If a more mild version of the diet for models, which involves reduced calorie intake. This diet assumes only 800-900 units. Use this technique can be no more than 7-10 days, and then it is necessary to switch to basic proper nutrition .

It is forbidden to use any products that are not mentioned in the menu. It is important to observe and size of portions - no more than a standard average plate for one meal.

Menu option number 1

  1. Breakfast: a slice of black bread with butter and a slice of red fish, green tea without sugar.
  2. Second breakfast: green tea without sugar.
  3. Lunch: 100 g of chicken breast, cabbage salad with peas and butter dressing, orange, green tea without sugar.
  4. Afternoon snack: green tea without sugar.
  5. Supper: cucumber salad, two slices of bread with sour cream, green tea without sugar.
  6. Before going to bed: green tea without sugar.

Menu option number 2

  1. Breakfast: 50 grams of chicken meat, a slice of black bread and butter, green tea without sugar.
  2. Second breakfast: green tea without sugar.
  3. Lunch: 100 grams of beef boiled, a salad of Peking cabbage with beans and butter dressing, half of grapefruit, green tea without sugar.
  4. Afternoon snack: green tea without sugar.
  5. Dinner: cabbage salad, two slices of bread and butter, green tea without sugar.
  6. Before going to bed: green tea without sugar.

Menu option number 3

  1. Breakfast: a pair of soft-boiled eggs, a slice of black bread and butter, green tea without sugar.
  2. Second breakfast: green tea without sugar.
  3. Lunch: 100 grams of baked fish, a salad of arugula or an iceberg with beans and butter dressing, a pair of kiwi, green tea without sugar.
  4. Afternoon snack: green tea without sugar.
  5. Dinner: Peking cabbage salad, two slices of bread and cheese, green tea without sugar.
  6. Before going to bed: green tea without sugar.

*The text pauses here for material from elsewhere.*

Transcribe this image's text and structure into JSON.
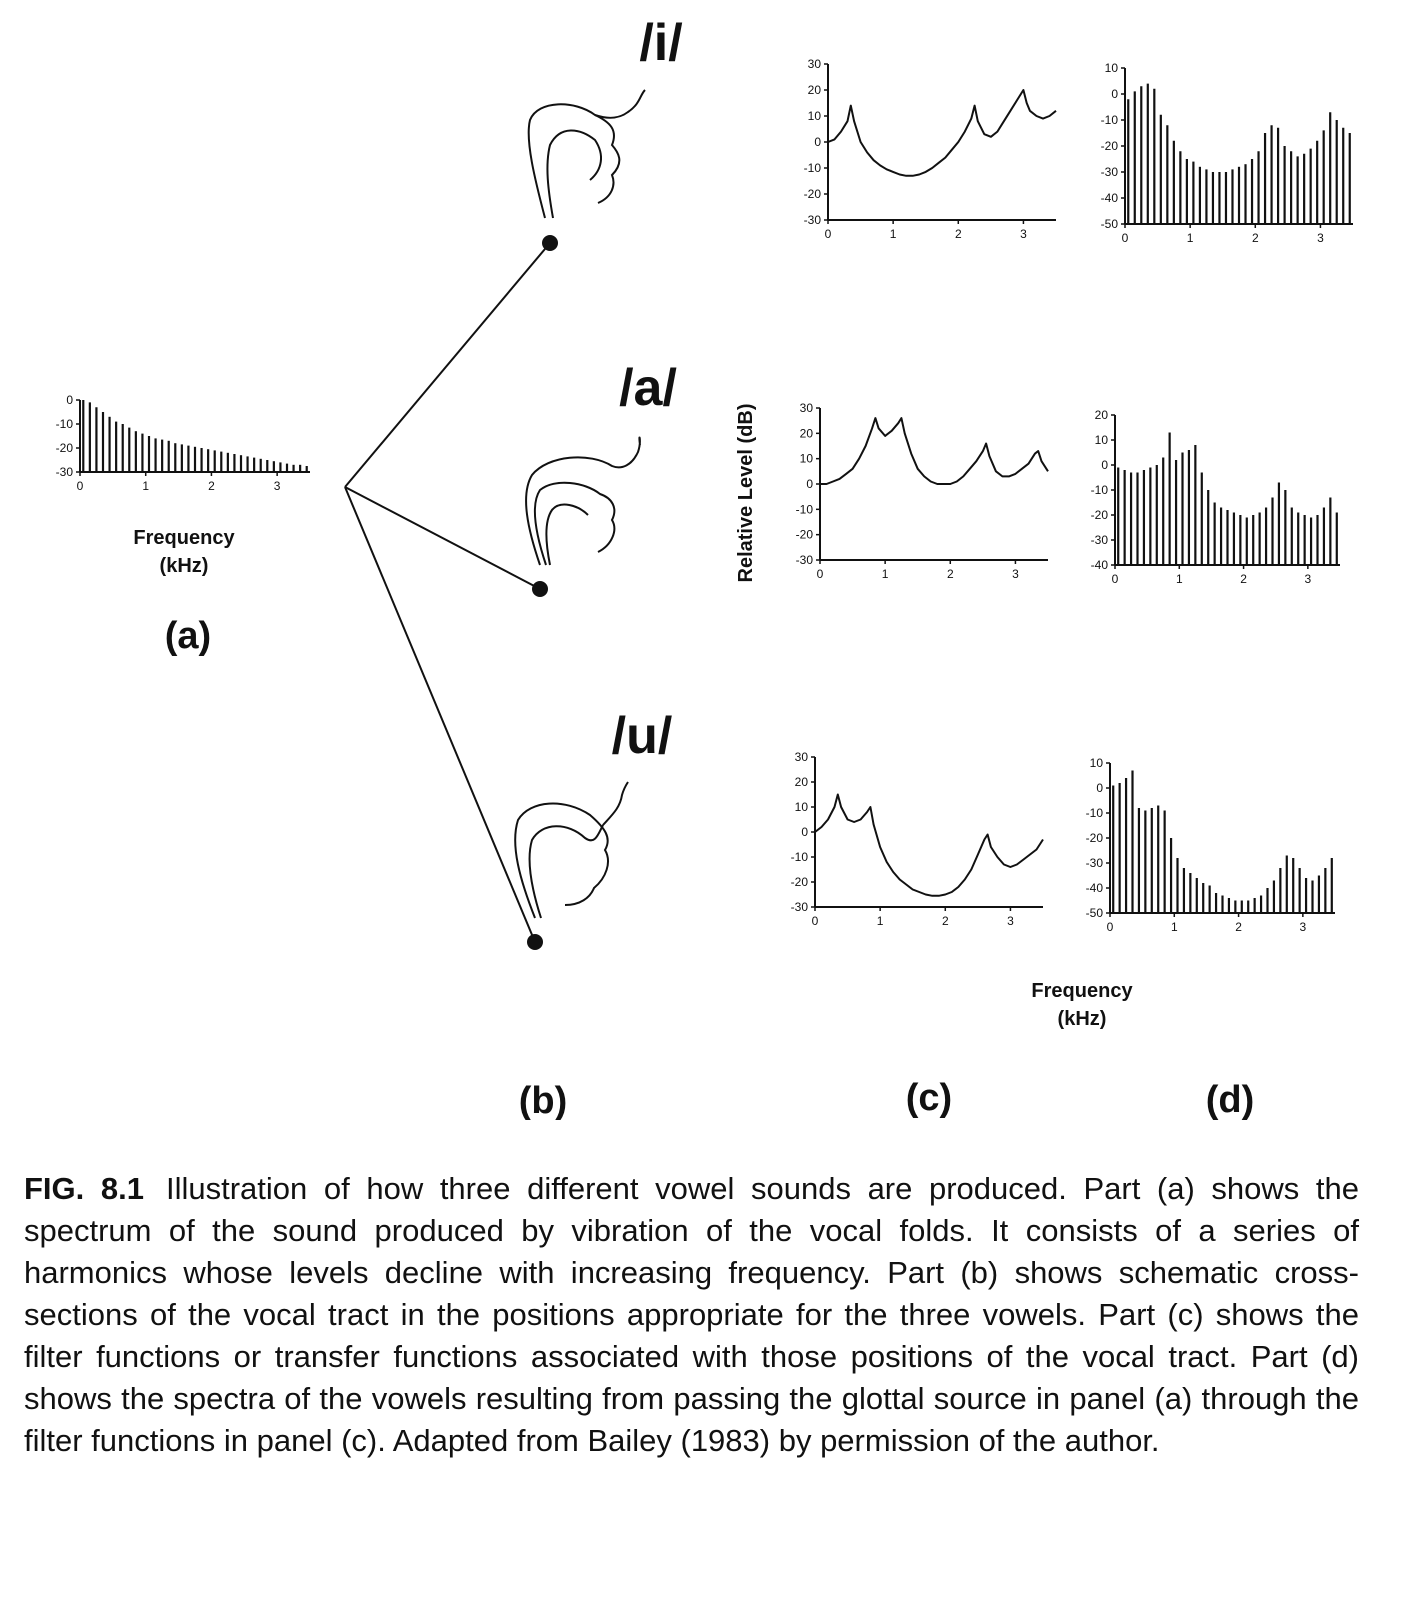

Using such a diet of models, fitness or any training will very well contribute to the improvement and consolidation of the results. It is useful to eat by this principle, it is important not to forget in the intervals between food and tea, also fresh cold or hot water, the amount of which should be at least 1-2 liters per day, especially if you feel weakness and malaise.